The estimates of injury severity were based in part on the U.S. DOT BCA Guidance, Table A-1: Value of Reduced Fatalities and Injuries monetary values, includiing 1.44 injuries per accident, and the TIGER Guide, Table 4. KABCO/Unknown – AIS Data Conversion Matrix for injury severity probabilities. Accordingly, the data on number of road accidents reduced was converted to the Abbreviated Injury Scale (AIS) to determine estimated level of injury by severity rates (none, minor, moderate, serious, severe, critical). The AIS format was also used for bus and train accidents.
18. The expected life of the Project elements were obtained from Transport infrastructure evaluation using cost-benefit analysis: improvements at evaluating the asset through residual value a case study. Massachusetts Institute of Technology, Engineering Systems Division, ESC-WP-2013-21, updated August 2014 (http://esd.mit.edu/WPS/2013/esd-wp-2013-21.pdf). Project element costs are based upon the August 2009 CTA Locally Prefferred Alternatives Report, Table 6.14, LPA Capital Costs for percentage breakdowns based upon the total cost of $3,039,386,821 in 2020 $.
a. 4 Stations, 50% after 30 years (60 years life): $531,892,694 (17.5% of capital costs) X 50% useful life = $265,946,347.
b. Permanent Way (tracks, ballast), 20% after 30 years (38 years life): $623,074,298 (20.5% of capital costs) X 20% = $124,614,860. Given that the Project ROW is elevated, the criteria for bridges is used instead, 50% after 30 years (60 years life): $623,074,298 (20.5% of capital costs) X 50% = $311,537,149.
c. Systems/Signaling/Safety, 50% after 30 years (60 years useful life): $443,750,476 (14.6% of capital costs) X 50% = $221,875,238.
d. Land (150 years useful life): $109,417,926 (3.6% of capital costs) X 80% useful life = $87,534,340.
e. Sitework/Easthwork (60 years life): $72,945,284 (2.4% of capital costs) X 50% = $36,472,642.
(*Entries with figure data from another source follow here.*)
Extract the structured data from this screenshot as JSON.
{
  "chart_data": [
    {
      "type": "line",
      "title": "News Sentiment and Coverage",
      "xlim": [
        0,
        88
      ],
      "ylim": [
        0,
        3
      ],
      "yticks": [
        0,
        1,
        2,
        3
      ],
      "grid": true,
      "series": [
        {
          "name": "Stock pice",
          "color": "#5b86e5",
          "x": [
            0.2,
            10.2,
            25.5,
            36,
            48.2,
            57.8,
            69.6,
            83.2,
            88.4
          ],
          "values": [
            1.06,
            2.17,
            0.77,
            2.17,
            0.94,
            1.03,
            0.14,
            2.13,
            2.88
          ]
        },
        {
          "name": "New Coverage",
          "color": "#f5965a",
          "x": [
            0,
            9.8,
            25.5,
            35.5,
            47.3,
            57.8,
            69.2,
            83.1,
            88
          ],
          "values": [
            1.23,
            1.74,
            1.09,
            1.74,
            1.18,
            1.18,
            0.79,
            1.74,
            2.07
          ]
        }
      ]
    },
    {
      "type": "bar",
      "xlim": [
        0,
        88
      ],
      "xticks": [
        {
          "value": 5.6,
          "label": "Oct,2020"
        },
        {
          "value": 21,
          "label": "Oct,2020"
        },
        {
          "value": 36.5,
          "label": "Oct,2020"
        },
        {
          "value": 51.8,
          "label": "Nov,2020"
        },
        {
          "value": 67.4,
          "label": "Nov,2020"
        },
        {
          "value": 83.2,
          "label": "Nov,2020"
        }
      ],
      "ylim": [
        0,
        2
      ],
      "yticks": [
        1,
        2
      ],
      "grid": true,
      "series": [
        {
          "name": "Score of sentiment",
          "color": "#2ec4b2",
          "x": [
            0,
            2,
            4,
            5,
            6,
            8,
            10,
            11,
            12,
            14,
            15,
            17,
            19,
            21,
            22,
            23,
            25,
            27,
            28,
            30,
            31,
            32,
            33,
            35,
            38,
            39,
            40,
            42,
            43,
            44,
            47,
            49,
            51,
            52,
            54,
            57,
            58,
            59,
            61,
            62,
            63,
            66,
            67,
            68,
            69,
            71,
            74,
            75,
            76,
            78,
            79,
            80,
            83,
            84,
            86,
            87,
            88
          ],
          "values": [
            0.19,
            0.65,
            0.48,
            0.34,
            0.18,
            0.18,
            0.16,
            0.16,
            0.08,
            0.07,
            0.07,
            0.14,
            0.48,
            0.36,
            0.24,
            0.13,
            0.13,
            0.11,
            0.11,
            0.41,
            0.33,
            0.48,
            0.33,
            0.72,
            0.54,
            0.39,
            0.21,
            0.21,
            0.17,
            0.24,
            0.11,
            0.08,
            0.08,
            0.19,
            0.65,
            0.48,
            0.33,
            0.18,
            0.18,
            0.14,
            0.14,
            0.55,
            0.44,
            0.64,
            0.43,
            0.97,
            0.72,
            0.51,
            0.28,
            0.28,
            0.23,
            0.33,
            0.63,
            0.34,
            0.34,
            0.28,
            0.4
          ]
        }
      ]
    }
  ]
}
f. Yards, Shops, Admin. Bldgs., (50 years life): CTA does not consider replacement of the 98th Street facility as part of the Project.
g. Vehicles, 0% after 30 years (30 years useful life): $607,877,364 (20.0% of capital costs) X 0% useful life = $0 [FTA circular 5010.1D p. IV-18 states that rail cars have a useful life of at least 25 years (30 years useful life is assumed)].
h. The above totals 78.6% of capital costs. Professional services is 15.8% with the remaining 5.6 % as unallocated contingency ($50,000,000 is arbitrarily added to to the total residual value to account for this.).Thus, the calculated total residual value after 30 years was $973,365,716.